Eminent Domain and The Revitalization of Neighborhoods

You need merely drive by Twin Peaks Mall in Longmont, Colorado to realize that it’s dead. Dead as in could be the setting for a zombie apocalypse movie dead. There’s still a movie theater, one restaurant and a chain store — Dillard’s — but it’s a mall without any tenants and the parking lot’s empty. 900 spots, 30 cars. It’s not pretty.

Most people drive by and shrug. Businesses fail. Not all shopping malls are successful and it’s true that the developments on the other side of the street the Mall’s on are all doing well, with a Home Depot, a Super Target, a Sprouts market, and many more box stores and chains finding business is just fine.

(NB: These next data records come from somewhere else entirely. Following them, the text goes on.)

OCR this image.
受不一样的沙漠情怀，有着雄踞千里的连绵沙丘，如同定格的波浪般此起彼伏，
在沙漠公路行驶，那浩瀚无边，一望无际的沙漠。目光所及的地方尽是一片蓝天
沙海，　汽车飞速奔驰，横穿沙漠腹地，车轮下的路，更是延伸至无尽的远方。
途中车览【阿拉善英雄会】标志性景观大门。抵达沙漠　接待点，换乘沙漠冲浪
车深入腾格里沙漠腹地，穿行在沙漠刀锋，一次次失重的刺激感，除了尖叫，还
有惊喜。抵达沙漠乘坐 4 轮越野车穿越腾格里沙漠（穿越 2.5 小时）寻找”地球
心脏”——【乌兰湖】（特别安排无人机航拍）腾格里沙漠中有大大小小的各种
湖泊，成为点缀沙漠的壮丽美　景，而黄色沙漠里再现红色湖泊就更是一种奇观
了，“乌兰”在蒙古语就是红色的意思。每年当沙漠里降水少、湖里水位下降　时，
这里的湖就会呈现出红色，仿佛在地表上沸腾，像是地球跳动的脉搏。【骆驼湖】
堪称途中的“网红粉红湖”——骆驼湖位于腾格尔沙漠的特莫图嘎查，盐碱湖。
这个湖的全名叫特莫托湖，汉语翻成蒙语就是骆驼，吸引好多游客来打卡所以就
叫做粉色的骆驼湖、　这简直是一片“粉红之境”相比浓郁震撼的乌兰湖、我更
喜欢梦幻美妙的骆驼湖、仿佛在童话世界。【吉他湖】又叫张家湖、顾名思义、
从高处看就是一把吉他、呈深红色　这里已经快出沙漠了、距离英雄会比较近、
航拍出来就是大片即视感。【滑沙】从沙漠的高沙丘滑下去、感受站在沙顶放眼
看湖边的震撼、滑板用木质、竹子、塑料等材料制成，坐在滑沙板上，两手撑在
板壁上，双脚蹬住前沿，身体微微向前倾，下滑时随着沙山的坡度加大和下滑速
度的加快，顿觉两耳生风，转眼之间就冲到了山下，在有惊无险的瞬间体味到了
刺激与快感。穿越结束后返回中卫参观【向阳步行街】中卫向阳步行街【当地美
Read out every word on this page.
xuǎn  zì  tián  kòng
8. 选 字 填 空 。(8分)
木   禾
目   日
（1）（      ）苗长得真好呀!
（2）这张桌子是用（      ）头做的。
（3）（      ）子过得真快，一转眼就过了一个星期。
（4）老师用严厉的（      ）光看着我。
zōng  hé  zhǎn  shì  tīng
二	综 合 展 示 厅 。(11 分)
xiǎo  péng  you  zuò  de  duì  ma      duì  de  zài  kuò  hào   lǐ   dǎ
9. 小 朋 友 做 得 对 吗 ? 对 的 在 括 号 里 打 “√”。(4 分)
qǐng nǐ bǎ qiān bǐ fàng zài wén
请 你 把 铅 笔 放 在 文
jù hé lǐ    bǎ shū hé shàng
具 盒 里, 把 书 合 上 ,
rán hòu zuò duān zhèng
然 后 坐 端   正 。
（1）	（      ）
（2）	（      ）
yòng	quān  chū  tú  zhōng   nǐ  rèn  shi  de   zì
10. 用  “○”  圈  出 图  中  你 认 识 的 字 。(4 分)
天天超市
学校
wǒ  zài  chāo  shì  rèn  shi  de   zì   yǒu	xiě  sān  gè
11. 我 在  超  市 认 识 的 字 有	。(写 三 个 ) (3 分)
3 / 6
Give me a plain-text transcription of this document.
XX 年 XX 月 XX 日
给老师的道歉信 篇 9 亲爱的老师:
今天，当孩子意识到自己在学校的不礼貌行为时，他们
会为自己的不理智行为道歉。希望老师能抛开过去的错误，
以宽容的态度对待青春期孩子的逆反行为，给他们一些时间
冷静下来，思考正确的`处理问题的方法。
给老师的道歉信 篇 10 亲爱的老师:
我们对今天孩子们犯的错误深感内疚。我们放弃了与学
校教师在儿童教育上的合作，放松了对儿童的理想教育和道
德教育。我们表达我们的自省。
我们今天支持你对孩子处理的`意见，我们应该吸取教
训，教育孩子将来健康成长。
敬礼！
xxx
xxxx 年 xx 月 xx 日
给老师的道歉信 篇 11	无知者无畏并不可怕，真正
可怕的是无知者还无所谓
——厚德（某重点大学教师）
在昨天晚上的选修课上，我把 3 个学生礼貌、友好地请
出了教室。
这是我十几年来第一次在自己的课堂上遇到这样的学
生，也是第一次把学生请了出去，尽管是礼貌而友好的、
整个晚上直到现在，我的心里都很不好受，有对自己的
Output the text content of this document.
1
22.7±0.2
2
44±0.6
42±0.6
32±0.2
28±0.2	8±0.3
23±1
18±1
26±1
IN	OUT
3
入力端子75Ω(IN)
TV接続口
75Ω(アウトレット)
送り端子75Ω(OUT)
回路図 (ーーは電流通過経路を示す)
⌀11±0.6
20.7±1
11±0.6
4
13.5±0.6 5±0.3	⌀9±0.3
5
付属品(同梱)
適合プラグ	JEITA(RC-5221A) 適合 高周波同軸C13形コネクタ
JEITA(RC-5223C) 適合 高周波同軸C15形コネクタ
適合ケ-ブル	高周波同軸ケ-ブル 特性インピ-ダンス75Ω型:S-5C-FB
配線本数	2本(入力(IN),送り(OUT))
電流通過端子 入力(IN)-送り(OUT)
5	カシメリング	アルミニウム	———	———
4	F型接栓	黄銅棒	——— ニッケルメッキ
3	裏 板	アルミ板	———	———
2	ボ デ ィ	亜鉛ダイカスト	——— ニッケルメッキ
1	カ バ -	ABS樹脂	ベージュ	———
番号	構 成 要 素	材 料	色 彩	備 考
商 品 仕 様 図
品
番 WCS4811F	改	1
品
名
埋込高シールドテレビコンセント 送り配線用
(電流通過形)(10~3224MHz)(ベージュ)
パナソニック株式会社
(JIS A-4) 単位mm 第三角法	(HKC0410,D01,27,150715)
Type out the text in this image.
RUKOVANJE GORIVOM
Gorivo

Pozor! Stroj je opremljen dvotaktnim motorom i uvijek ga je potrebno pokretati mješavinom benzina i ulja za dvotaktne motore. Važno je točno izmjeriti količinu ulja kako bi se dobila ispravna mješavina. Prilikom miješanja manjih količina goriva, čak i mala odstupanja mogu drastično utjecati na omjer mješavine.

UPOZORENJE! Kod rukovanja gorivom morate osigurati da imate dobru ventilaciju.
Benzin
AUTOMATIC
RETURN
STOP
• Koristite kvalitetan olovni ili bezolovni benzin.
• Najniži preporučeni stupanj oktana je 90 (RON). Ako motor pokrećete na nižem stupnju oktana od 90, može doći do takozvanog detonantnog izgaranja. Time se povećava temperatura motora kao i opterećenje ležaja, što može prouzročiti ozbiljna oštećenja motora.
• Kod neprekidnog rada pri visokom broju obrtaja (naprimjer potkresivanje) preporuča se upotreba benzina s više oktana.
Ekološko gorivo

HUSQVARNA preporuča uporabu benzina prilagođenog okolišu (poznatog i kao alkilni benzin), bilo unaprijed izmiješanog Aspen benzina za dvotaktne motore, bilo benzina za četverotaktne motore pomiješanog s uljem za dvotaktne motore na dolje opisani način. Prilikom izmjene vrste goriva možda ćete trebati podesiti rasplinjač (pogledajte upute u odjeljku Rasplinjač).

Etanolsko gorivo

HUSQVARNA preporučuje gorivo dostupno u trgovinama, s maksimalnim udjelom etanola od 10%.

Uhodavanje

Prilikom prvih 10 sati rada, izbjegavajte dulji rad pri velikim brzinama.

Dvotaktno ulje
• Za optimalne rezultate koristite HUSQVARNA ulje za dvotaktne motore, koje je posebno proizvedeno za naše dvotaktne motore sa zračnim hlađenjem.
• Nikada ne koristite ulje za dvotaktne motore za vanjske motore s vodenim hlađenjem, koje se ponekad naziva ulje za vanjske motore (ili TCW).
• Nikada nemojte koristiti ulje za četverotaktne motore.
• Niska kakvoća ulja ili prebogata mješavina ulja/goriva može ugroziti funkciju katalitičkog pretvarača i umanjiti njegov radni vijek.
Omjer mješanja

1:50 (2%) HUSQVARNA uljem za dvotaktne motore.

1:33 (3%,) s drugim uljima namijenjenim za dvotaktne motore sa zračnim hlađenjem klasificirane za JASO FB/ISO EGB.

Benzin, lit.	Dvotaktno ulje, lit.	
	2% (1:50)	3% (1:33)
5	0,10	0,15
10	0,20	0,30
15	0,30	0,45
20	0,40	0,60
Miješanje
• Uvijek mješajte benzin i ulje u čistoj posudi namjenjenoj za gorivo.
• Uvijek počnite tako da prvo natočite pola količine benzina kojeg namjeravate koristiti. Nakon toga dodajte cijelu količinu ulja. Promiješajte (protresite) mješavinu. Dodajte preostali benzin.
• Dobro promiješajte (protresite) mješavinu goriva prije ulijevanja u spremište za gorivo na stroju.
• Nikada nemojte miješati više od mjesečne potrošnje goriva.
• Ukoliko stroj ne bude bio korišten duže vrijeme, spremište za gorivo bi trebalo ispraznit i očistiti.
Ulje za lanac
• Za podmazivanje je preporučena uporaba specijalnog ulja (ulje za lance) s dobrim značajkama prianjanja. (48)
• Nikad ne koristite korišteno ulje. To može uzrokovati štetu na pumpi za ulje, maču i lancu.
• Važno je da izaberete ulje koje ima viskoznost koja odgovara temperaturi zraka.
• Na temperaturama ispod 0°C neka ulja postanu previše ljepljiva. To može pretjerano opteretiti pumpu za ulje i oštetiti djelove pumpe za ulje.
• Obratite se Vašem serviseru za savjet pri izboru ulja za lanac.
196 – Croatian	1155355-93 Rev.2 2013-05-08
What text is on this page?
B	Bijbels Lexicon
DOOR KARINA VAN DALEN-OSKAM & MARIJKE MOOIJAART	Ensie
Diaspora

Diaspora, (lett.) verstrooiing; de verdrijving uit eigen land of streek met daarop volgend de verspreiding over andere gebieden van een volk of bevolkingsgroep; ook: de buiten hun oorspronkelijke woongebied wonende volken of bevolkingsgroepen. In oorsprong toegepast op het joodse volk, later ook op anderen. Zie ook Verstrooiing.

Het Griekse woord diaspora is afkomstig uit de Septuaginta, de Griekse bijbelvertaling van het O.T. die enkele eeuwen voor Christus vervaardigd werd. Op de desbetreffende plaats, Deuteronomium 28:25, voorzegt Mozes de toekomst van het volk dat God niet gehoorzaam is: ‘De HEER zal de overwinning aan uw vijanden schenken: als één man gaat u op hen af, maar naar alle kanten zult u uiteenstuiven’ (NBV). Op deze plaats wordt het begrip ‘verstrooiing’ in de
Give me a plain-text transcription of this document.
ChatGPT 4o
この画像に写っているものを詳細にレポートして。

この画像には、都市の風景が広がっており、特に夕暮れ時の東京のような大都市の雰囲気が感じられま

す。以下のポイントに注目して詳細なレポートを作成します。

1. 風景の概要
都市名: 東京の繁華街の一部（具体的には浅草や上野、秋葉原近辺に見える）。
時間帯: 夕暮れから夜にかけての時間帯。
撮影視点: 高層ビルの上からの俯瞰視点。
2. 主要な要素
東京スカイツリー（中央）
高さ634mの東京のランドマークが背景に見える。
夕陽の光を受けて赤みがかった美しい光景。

But the problem for the city of Longmont is that there’s no tax revenue coming from a huge parcel of land in a prime spot, the southern tip of town where it’s an easy fifteen minute drive from Boulder and parts south.

After years of negotiating with different developers, Longmont was happy to announce a deal with NewMark Merrill Mountain States, a deal that, with substantial tax credits and other incentives, would help the company raze and completely reinvent the Twin Peaks Mall (probably under a new name).

Except for one little problem.


Turns out that Arkansas-based Dillard’s doesn’t want to move and they don’t want to be part of an open-air mall. They don’t want to shut down, they don’t want to sell. They have dug in their heels and are insisting that their lease gives them the right to stay put, even as the rest of the mall collapse into ruin.

And so after over a year of negotiating, the city of Longmont has pulled out the big guns, the law that helps highways widen and has a long history: eminent domain.

In essence, it means that the city can override leases, can override property ownership and force the owner to sell to the city at a “fair market value”, disagreement be damned.

For the record, the developer had already offered a generous $3.5mil for the 94,000sf building and surrounding area.

Study the expansion of America and there are two concepts that come up again and again: eminent domain and manifest destiny. The former is how they rationalized taking land from the natives with either no compensation or very minimal compensation, and the latter explained that it was, in essence, God’s will that we expand ever further.

And so the expansion of the American West has come back to Longmont Colorado, by way of a failed shopping mall and a new developer.

And in this case I think Dillard’s was wrong. The mall has died and even if their store is doing well, it’s clearly time for some new thinking, for a major change in Twin Peaks Mall to help the community, the other businesses and the city.